X-Ray’s service map is built automatically from trace data. It shows:

  • All services and their dependencies
  • Average latency between services
  • Error rates per edge
  • Throughput (traces/second)
# Query the service graph programmatically
import boto3
from datetime import datetime, timedelta

xray = boto3.client('xray')

# Get the service graph for the last hour
response = xray.get_service_graph(
    StartTime=datetime.utcnow() - timedelta(hours=1),
    EndTime=datetime.utcnow()
)

for service in response['Services']:
    name = service['Name']
    state = service['State']

    # Aggregate latency stats
    summary = service.get('SummaryStatistics', {})
    ok_count = summary.get('OkCount', 0)
    error_count = summary.get('ErrorStatistics', {}).get('TotalCount', 0)
    fault_count = summary.get('FaultStatistics', {}).get('TotalCount', 0)

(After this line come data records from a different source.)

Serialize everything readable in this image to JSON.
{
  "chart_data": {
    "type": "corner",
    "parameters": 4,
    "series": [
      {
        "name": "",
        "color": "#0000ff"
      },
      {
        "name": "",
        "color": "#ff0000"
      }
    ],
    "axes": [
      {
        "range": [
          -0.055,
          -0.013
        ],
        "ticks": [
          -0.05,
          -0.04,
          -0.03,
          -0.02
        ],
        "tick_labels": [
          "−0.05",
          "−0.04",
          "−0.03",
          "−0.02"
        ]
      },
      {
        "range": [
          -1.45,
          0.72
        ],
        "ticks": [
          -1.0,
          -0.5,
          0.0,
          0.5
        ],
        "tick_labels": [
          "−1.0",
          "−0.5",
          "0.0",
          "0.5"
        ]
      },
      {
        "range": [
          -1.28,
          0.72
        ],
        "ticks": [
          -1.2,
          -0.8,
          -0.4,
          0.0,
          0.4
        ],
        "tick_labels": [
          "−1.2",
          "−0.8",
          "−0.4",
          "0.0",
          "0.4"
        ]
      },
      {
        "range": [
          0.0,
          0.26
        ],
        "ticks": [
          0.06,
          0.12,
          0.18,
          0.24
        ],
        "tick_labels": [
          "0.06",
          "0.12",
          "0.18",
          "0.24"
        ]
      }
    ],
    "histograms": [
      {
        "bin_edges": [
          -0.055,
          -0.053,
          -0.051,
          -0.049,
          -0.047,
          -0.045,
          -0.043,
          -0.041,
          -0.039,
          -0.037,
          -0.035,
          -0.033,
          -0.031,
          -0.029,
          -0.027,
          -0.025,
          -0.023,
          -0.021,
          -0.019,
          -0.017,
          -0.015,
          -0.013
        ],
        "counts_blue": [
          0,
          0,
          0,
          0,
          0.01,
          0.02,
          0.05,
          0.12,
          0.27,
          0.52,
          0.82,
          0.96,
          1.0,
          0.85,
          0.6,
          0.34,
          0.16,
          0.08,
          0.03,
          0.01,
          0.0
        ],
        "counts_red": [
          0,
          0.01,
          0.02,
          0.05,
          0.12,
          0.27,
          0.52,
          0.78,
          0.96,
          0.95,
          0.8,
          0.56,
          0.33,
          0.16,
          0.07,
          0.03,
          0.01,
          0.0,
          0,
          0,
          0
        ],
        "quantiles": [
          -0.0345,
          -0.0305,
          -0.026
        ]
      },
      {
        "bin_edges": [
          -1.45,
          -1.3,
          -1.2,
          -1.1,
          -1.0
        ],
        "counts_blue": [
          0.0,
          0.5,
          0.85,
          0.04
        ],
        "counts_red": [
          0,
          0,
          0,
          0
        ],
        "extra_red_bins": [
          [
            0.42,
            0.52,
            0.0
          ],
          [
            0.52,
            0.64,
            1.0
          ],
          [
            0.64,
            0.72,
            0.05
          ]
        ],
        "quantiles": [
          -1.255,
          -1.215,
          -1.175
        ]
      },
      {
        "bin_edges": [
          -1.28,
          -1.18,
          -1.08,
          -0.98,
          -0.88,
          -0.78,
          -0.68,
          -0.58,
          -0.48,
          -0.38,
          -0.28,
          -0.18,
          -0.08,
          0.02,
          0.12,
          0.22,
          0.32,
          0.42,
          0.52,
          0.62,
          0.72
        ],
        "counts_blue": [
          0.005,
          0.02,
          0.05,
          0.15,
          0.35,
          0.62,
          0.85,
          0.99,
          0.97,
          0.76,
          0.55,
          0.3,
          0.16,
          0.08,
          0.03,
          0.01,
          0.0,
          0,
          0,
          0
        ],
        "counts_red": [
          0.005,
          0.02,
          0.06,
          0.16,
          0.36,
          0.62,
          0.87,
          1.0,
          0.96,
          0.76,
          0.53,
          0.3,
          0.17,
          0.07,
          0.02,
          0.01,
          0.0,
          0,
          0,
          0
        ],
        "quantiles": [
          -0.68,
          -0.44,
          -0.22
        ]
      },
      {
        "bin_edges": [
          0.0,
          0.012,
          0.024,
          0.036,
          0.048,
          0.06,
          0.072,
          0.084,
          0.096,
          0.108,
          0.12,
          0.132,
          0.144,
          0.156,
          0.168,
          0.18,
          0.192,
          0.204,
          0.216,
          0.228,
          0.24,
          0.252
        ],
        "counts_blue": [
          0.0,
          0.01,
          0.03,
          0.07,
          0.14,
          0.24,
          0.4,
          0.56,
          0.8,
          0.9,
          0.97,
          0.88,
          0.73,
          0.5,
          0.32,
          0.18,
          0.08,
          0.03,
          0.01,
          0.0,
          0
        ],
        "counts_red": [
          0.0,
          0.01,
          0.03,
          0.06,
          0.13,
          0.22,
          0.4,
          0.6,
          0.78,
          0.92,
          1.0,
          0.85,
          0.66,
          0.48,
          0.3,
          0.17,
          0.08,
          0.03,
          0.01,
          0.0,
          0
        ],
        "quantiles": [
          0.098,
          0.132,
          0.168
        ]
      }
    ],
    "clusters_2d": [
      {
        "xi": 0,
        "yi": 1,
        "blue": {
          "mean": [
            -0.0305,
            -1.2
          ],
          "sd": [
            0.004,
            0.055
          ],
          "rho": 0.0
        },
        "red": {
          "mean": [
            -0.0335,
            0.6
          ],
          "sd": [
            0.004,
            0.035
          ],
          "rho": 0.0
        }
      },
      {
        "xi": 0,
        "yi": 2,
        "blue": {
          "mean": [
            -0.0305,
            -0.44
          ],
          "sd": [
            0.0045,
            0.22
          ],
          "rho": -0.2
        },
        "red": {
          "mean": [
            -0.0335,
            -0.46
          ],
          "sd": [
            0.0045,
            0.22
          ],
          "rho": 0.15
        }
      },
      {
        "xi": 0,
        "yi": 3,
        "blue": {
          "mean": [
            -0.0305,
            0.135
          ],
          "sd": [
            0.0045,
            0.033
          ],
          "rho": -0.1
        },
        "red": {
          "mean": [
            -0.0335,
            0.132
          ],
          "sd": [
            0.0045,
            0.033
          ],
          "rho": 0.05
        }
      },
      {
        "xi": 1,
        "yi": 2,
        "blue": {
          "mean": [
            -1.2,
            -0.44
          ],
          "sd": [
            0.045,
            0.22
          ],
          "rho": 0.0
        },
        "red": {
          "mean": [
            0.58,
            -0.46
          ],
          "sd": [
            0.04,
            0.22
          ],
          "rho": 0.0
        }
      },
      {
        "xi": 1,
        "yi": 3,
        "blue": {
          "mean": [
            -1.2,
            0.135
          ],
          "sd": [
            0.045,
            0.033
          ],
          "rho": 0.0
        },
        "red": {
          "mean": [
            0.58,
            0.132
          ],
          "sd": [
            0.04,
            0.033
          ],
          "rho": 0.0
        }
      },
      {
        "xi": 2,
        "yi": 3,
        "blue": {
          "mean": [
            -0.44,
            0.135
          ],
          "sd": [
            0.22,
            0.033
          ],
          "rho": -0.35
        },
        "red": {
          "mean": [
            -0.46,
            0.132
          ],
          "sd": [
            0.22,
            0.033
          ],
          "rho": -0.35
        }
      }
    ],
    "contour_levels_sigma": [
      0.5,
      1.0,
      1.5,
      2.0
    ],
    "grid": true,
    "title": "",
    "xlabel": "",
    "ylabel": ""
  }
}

    total = ok_count + error_count + fault_count
    error_rate = (error_count + fault_count) / total * 100 if total > 0 else 0

    # Latency histogram
    latency = service.get('ResponseTimeHistogram', [])
    p99 = next((h['Value'] for h in latency if h.get('Count', 0) > 0), 0) * 1000

    print(f"{name:30s} | Requests: {total:>8} | Error rate: {error_rate:>5.1f}% | State: {state}")

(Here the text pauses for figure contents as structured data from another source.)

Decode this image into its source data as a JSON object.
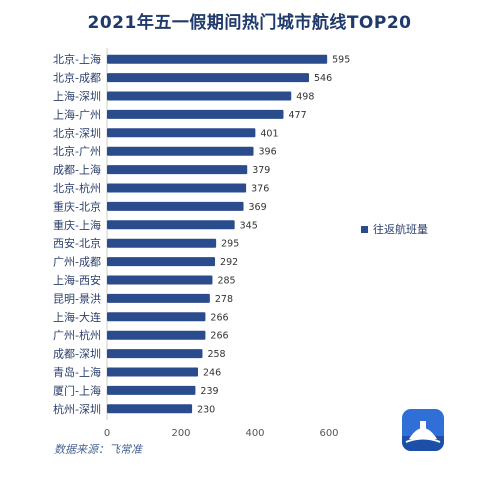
{
  "chart_data": {
    "type": "bar",
    "orientation": "horizontal",
    "title": "2021年五一假期间热门城市航线TOP20",
    "categories": [
      "北京-上海",
      "北京-成都",
      "上海-深圳",
      "上海-广州",
      "北京-深圳",
      "北京-广州",
      "成都-上海",
      "北京-杭州",
      "重庆-北京",
      "重庆-上海",
      "西安-北京",
      "广州-成都",
      "上海-西安",
      "昆明-景洪",
      "上海-大连",
      "广州-杭州",
      "成都-深圳",
      "青岛-上海",
      "厦门-上海",
      "杭州-深圳"
    ],
    "series": [
      {
        "name": "往返航班量",
        "values": [
          595,
          546,
          498,
          477,
          401,
          396,
          379,
          376,
          369,
          345,
          295,
          292,
          285,
          278,
          266,
          266,
          258,
          246,
          239,
          230
        ]
      }
    ],
    "xlim": [
      0,
      600
    ],
    "xticks": [
      "0",
      "200",
      "400",
      "600"
    ],
    "data_labels": true,
    "legend_position": "right",
    "bar_color": "#2b4c8c",
    "grid": false
  },
  "footer": {
    "source": "数据来源：飞常准",
    "logo_icon": "feichangzhun-logo-icon"
  }
}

    # Edges show dependencies
    for edge in service.get('Edges', []):
        ref = edge['ReferenceId']
        edge_latency = edge.get('SummaryStatistics', {})
        print(f"  → {edge.get('Aliases', [{}])[0].get('Name', ref)}")

Trace Analysis: Finding the Bottleneck

# Query traces matching specific criteria
def find_slow_traces(service: str, min_duration_seconds: float = 2.0):
    """Find traces where a specific service took longer than threshold."""
    xray = boto3.client('xray')

    response = xray.get_trace_summaries(
        StartTime=datetime.utcnow() - timedelta(hours=1),
        EndTime=datetime.utcnow(),
        FilterExpression=f'service("{service}") AND duration > {min_duration_seconds}',
        Sampling=False  # Get all matching (not sampled subset)
    )

    slow_traces = response['TraceSummaries']
    print(f"Found {len(slow_traces)} slow traces (>{min_duration_seconds}s)")

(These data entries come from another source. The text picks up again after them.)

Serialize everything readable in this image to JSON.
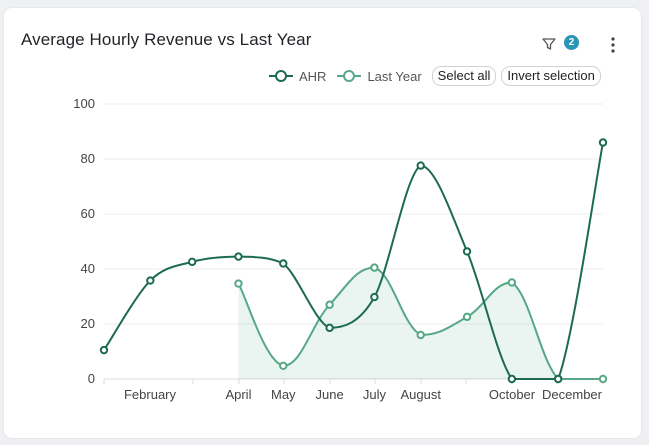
{
  "header": {
    "title": "Average Hourly Revenue vs Last Year",
    "filter_count": "2"
  },
  "legend": {
    "items": [
      {
        "label": "AHR",
        "color": "#1d6b4f"
      },
      {
        "label": "Last Year",
        "color": "#56a887"
      }
    ],
    "select_all_label": "Select all",
    "invert_label": "Invert selection"
  },
  "chart_data": {
    "type": "line",
    "title": "Average Hourly Revenue vs Last Year",
    "xlabel": "",
    "ylabel": "",
    "ylim": [
      0,
      100
    ],
    "yticks": [
      0,
      20,
      40,
      60,
      80,
      100
    ],
    "x_tick_labels": [
      "February",
      "April",
      "May",
      "June",
      "July",
      "August",
      "October",
      "December"
    ],
    "grid": "horizontal",
    "legend_position": "top-right",
    "series": [
      {
        "name": "AHR",
        "color": "#1d6b4f",
        "points": [
          {
            "x": "2023-01-01",
            "y": 10.5
          },
          {
            "x": "2023-02-01",
            "y": 35.8
          },
          {
            "x": "2023-03-01",
            "y": 42.6
          },
          {
            "x": "2023-04-01",
            "y": 44.5
          },
          {
            "x": "2023-05-01",
            "y": 42.0
          },
          {
            "x": "2023-06-01",
            "y": 18.6
          },
          {
            "x": "2023-07-01",
            "y": 29.8
          },
          {
            "x": "2023-08-01",
            "y": 77.6
          },
          {
            "x": "2023-09-01",
            "y": 46.4
          },
          {
            "x": "2023-10-01",
            "y": 0
          },
          {
            "x": "2023-11-01",
            "y": 0
          },
          {
            "x": "2023-12-01",
            "y": 86.0
          }
        ]
      },
      {
        "name": "Last Year",
        "color": "#56a887",
        "area": true,
        "points": [
          {
            "x": "2023-04-01",
            "y": 34.7
          },
          {
            "x": "2023-05-01",
            "y": 4.8
          },
          {
            "x": "2023-06-01",
            "y": 27.0
          },
          {
            "x": "2023-07-01",
            "y": 40.5
          },
          {
            "x": "2023-08-01",
            "y": 16.0
          },
          {
            "x": "2023-09-01",
            "y": 22.6
          },
          {
            "x": "2023-10-01",
            "y": 35.1
          },
          {
            "x": "2023-11-01",
            "y": 0
          },
          {
            "x": "2023-12-01",
            "y": 0
          }
        ]
      }
    ]
  }
}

    for trace in slow_traces[:5]:
        print(f"\n  Trace: {trace['Id']}")
        print(f"  Duration: {trace['Duration']:.2f}s")
        print(f"  Response time: {trace.get('ResponseTime', 0):.2f}s")

        # Get full trace details
        full_trace = xray.batch_get_traces(TraceIds=[trace['Id']])
        for segment_doc in full_trace['Traces'][0]['Segments']:
            seg = json.loads(segment_doc['Document'])
            seg_duration = seg.get('end_time', 0) - seg.get('start_time', 0)
            print(f"    {seg.get('name', 'unknown'):30s} {seg_duration*1000:>8.1f}ms")

# Filter expressions are powerful:
# service("order-service") AND responseTime > 5
# annotation.customer_tier = "enterprise" AND fault = true
# http.url CONTAINS "/api/v1/payments"
# service("dynamodb") AND edge("order-service", "dynamodb") { responsetime > 0.5 }

The observability maturity model:

  1. Level 1: Alarms on service-level metrics (error rate, latency). You know something is wrong.
  2. Level 2: Structured logs with correlation IDs. You can find the failing request.
  3. Level 3: Distributed traces linked to logs. You can see the full call chain.
  4. Level 4: Anomaly detection + automated remediation. The system self-heals.

Most teams are stuck at Level 1. Getting to Level 3 requires upfront investment in instrumentation that pays for itself on the first production incident.